In 2010, PCA anticipates a 2.4% increase in consumption compared with severely depressed 2009 levels. A 6.7% gain is predicted for 2011, followed by an 8.4% increase in 2012. An 18.8% jump is projected for 2013 when highway and street cement consumption comes back on track.

“Delays in an extension of SAFETEA-LU reduced highway cement consumption by 1 million metric tons in 2010,” Edward Sullivan, PCA’s chief economist, said. “Lacking a new highway bill until 2013, highway cement consumption will be based on inflation-eroded SAFETEA-LU extensions, declining ARRA [America Recovery and Reinvestment Act] stimulus and extremely weak state fiscal conditions.”

Spending from the stimulus package will increase in 2010 as composition of the projects shifts away from resurfacing to more cement-intensive projects like road widening and bridge work—consuming 4.1 million metric tons, followed by 2.8 million metric tons in 2011. Because of the large deficits many are facing, state spending is expected to decline during the same period as states channel funds to higher priority areas.

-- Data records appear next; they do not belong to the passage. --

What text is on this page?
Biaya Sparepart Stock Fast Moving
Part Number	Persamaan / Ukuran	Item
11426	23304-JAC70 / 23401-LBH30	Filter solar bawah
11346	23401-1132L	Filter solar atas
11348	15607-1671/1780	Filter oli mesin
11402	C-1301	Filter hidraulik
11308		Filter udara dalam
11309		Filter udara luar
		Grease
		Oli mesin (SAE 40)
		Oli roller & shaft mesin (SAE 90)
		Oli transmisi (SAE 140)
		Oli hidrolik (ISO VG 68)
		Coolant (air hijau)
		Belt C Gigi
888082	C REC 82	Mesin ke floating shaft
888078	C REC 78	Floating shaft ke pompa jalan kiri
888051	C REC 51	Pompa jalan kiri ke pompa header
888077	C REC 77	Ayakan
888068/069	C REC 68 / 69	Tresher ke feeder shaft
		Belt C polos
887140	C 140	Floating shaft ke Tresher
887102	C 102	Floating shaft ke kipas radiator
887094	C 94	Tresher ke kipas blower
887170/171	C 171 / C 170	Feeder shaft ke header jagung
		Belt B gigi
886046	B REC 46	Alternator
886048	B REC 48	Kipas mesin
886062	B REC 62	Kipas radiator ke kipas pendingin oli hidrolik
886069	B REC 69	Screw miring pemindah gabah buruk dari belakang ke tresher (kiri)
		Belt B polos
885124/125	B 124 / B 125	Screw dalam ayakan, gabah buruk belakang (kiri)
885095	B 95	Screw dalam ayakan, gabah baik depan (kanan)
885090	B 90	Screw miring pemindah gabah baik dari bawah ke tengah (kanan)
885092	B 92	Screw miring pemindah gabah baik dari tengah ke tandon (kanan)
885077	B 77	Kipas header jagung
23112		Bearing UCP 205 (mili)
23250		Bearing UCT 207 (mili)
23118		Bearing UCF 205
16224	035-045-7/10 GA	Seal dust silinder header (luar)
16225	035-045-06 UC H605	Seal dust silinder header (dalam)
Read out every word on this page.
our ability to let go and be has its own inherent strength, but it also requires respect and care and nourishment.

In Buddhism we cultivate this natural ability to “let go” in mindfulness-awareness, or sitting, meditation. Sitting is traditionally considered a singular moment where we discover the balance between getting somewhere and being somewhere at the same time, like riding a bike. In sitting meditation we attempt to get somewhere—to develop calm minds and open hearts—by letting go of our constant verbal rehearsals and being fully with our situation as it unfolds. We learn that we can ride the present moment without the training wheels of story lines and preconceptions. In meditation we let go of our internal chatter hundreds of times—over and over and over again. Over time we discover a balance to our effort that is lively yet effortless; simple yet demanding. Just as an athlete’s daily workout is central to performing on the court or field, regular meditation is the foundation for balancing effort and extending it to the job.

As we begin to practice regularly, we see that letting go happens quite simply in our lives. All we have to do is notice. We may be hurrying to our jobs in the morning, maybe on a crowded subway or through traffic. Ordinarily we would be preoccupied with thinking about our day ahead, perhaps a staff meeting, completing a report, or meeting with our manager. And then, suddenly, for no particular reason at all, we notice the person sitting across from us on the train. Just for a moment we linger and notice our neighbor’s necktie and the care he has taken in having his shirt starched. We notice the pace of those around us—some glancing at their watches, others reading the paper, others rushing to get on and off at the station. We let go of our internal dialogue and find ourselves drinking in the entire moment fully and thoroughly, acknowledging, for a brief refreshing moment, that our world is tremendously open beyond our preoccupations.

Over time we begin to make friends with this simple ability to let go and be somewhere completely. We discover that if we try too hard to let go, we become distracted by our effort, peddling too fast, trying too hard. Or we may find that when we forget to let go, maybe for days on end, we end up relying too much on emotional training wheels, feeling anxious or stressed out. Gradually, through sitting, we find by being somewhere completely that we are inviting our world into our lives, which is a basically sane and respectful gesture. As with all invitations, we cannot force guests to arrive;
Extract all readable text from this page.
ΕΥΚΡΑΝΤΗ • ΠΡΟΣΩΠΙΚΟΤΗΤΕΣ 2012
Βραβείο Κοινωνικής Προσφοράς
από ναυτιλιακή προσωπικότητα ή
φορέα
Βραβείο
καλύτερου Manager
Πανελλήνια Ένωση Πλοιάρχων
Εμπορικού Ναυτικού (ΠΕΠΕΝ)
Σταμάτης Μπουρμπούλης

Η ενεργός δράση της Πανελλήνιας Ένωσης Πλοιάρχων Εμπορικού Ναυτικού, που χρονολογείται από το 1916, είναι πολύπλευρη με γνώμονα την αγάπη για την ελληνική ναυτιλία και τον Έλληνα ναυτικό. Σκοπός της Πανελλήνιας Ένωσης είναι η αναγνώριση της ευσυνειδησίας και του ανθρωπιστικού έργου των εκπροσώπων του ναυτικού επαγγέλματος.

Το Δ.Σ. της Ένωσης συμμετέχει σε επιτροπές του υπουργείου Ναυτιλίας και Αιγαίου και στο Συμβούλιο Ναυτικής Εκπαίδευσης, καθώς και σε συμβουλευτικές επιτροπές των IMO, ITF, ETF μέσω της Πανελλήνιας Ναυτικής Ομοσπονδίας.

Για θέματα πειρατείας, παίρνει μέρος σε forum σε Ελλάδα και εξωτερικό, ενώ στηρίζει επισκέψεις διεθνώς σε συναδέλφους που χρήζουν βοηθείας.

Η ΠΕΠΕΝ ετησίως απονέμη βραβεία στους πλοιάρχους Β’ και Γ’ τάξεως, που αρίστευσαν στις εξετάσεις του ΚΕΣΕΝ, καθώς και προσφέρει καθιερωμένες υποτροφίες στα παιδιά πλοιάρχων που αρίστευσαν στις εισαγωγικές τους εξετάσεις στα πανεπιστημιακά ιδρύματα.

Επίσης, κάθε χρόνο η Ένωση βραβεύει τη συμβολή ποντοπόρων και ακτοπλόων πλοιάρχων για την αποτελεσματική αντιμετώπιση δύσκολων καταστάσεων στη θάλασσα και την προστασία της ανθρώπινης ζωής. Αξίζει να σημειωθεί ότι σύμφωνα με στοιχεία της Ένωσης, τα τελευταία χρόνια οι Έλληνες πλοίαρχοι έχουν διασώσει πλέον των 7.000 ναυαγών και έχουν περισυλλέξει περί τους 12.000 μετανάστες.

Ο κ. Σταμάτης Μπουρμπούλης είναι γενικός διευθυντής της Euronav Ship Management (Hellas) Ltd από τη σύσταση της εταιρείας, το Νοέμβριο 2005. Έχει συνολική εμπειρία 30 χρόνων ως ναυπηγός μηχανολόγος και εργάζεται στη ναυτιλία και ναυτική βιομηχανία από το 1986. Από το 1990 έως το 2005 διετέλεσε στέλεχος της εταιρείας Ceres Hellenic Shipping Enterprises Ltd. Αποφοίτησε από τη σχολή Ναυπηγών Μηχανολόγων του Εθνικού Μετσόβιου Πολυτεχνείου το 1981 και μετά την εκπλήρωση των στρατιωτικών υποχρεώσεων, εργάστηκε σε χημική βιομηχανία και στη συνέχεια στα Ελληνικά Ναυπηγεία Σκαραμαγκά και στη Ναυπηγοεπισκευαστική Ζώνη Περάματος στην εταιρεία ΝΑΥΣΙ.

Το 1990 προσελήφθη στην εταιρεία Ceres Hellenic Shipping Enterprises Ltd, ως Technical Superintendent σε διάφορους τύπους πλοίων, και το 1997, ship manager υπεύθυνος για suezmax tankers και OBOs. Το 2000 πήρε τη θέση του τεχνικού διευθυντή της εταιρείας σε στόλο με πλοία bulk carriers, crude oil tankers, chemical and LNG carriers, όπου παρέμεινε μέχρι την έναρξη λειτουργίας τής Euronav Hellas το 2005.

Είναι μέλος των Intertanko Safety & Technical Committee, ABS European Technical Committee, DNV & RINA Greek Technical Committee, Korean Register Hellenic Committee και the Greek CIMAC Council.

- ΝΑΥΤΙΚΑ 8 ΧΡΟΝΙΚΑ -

Although nonresidential sectors like oil and farm construction will contribute to the modest 2010 cement consumption increase, consumption in the field of commercial building will decline 23.3%. The residential sector is projected to remain nearly unchanged from 2009 levels, but is expected to grow 12.1% in 2011 as foreclosures flatten and job creation increases.

“The turning point for cement consumption will most likely occur in 2013,” Sullivan said. “Then we will have a new highway bill in fiscal 2013, supplemented by the recovery in state fiscal conditions. At the same time, nonresidential and residential building should be on a solid upswing.”